Responding to prosecutors' filings, Robinson initially refused to consider revoking Barry's probation and ruled in March that prosecutors had overstepped their authority in suggesting Barry should go to jail for violating the terms of his probation. But prosecutors appealed, and U.S. District Chief Judge Thomas F. Hogan overruled his fellow judge, concluding that the government was legally entitled to bring probation violations to Robinson's attention.

Barry's attorney, Frederick Cooke, gave no defense of Barry's failure to file the 2005 returns on time and said "the burden is entirely on the government" to show that Barry had "willfully" ignored his legal duty to file them. He stressed to Robinson that Barry had filed the 2005 returns this year and is in compliance with his probation.

Assistant U.S. Attorney Thomas Zeno told the judge that Barry was well aware of his legal duty to file the returns -- and still did not. Barry was on high alert about the consequences, Zeno said. He had admitted that he broke the law in failing to do so six previous times and acknowledged that there was "no excuse" for his crime.

But Robinson said Barry's knowledge of his duty wasn't enough to show he intended to shirk his duty.

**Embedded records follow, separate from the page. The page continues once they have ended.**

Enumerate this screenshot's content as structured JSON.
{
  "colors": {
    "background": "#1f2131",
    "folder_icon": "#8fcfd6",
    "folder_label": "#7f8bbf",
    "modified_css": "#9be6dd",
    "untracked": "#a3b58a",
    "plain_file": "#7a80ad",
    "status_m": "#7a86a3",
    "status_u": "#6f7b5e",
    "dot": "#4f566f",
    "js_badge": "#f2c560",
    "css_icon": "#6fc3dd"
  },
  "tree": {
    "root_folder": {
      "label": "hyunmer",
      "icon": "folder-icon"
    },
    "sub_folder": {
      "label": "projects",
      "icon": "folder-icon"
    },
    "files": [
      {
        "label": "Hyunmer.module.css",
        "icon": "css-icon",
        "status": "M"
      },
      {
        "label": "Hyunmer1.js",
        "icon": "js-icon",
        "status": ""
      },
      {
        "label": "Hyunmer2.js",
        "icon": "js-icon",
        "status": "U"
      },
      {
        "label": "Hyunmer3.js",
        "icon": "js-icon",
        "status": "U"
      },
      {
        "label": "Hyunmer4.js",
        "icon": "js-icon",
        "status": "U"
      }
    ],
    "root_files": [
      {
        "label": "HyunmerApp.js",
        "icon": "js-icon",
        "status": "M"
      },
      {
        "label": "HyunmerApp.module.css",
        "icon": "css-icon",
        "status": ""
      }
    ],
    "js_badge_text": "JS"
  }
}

Channing Phillips, a spokesman and principal deputy at the U.S. attorney's office, said yesterday that the prosecution was disappointed in the judge's decision.

"We respectfully disagree with the court's finding, as we believe, given the record in this case, that there was more than sufficient evidence that Mr. Barry willfully failed to file his tax returns," Phillips said.

In his third term as mayor, Barry was videotaped in 1990 in a hotel room smoking crack cocaine in an FBI sting and served a six-month prison sentence. In 1994, he was reelected mayor for another four-year term.